Światowi producenci czekoladowych łakoci są zgodni - ceny powinny zacząć rosnąć już teraz. Jednak niepisana dżentelmeńska umowa w branży przewiduje, że nie podnosi się ich w okresie największego popytu na słodycze, czyli przed świętami Bożego Narodzenia. Ale od stycznia producenci nie będą mieli już skrupułów - czytamy w "Gazecie Wyborczej".

Reklama

Na początku ceny czekolady wzrosną o 15 procent. Potem już nieustannie będą szybować w górę.

Powodów jest kilka. Jednym z nich są Chiny i Indie, a ściślej ich apetyt. Azjaci zasmakowali w czekoladzie, choć do tej pory jedli jej mało. Teraz jednak kupują słodkości masowo, więc - siłą rzeczy - windują sceny.

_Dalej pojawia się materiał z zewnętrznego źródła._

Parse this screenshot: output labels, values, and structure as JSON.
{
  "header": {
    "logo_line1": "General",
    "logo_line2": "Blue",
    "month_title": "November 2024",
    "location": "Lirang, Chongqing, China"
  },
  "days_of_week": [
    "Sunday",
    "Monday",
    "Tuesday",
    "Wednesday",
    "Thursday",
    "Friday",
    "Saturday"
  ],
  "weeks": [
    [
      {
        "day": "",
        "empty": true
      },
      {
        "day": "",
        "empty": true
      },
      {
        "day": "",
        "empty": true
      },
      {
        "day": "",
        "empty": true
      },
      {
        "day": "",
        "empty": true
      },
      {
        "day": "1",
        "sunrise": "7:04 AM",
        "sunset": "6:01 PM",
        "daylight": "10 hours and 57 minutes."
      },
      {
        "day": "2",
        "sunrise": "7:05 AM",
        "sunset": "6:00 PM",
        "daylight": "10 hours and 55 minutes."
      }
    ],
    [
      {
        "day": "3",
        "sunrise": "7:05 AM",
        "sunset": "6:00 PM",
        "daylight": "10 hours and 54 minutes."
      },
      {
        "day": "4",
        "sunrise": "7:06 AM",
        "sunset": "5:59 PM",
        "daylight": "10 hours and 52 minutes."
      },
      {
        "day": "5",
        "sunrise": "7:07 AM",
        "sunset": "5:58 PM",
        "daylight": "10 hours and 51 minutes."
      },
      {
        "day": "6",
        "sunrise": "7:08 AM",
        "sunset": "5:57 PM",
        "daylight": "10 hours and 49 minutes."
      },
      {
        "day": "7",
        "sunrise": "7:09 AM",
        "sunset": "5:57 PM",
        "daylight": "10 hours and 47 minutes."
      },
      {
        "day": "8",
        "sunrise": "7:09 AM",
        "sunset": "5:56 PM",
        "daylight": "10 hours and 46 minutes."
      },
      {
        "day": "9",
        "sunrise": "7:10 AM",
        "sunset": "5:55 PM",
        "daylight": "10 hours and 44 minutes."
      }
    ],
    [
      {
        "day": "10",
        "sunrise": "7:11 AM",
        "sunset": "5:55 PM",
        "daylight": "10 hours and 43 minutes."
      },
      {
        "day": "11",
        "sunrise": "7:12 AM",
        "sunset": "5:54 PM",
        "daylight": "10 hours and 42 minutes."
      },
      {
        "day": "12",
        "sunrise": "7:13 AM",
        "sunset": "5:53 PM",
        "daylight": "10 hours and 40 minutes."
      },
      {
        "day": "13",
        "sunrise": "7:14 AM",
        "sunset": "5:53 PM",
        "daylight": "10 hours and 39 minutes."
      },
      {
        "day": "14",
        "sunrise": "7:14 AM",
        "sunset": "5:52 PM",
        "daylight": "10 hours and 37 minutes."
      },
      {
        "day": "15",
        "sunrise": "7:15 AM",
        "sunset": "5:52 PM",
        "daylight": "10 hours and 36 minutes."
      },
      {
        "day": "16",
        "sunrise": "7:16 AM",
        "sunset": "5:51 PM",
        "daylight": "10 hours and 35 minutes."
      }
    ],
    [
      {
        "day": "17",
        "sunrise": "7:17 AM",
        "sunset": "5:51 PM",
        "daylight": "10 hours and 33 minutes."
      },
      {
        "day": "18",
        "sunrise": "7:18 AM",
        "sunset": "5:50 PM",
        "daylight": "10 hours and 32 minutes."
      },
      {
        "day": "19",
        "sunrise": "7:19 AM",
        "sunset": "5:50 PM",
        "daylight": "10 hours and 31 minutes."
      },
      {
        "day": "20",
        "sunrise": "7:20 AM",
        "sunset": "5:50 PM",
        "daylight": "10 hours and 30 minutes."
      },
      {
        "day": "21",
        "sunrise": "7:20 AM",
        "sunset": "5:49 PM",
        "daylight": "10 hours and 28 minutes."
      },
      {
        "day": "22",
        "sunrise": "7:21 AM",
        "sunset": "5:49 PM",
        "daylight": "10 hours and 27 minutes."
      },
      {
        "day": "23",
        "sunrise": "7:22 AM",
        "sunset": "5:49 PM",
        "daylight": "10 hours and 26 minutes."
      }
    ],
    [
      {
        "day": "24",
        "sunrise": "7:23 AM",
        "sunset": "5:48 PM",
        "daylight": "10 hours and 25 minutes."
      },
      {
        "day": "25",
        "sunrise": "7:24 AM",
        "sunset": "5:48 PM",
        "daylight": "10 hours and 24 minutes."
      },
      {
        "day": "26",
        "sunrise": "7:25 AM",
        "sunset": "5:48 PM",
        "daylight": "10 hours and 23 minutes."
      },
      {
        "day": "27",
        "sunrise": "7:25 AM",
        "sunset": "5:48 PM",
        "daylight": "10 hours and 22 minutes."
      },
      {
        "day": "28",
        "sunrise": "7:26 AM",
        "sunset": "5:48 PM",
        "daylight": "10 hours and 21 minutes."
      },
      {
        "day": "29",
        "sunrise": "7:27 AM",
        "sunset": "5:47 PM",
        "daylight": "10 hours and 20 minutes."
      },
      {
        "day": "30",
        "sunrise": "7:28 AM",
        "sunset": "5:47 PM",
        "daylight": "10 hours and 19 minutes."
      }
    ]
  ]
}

Także przez Chińczyków i ich zainteresowanie nabiałem rosną ceny mleka. Podrożały orzechy laskowe, a nawet papier i aluminium, potrzebne do zapakowania czekoladowych słodkości.

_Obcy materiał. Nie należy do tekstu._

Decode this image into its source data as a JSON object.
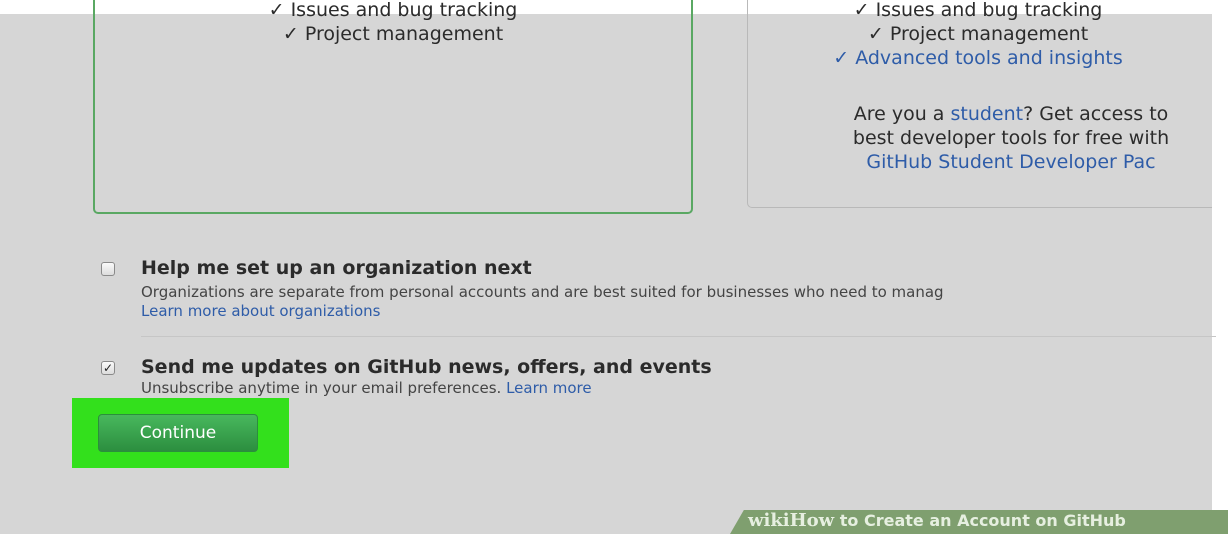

Inny problem to zbyt mała ilość drzew kakaowca, które dostarczają głównego składnika czekolady. Rośliny te wymagają specyficznych warunków, m.in. żyznej gleby, dużej wilgotności i regularnych opadów przez cały rok.

Wszystko więc sprzysięgło się przeciwko czekoladowym łasuchom, dla których nadchodzą ciężkie czasy.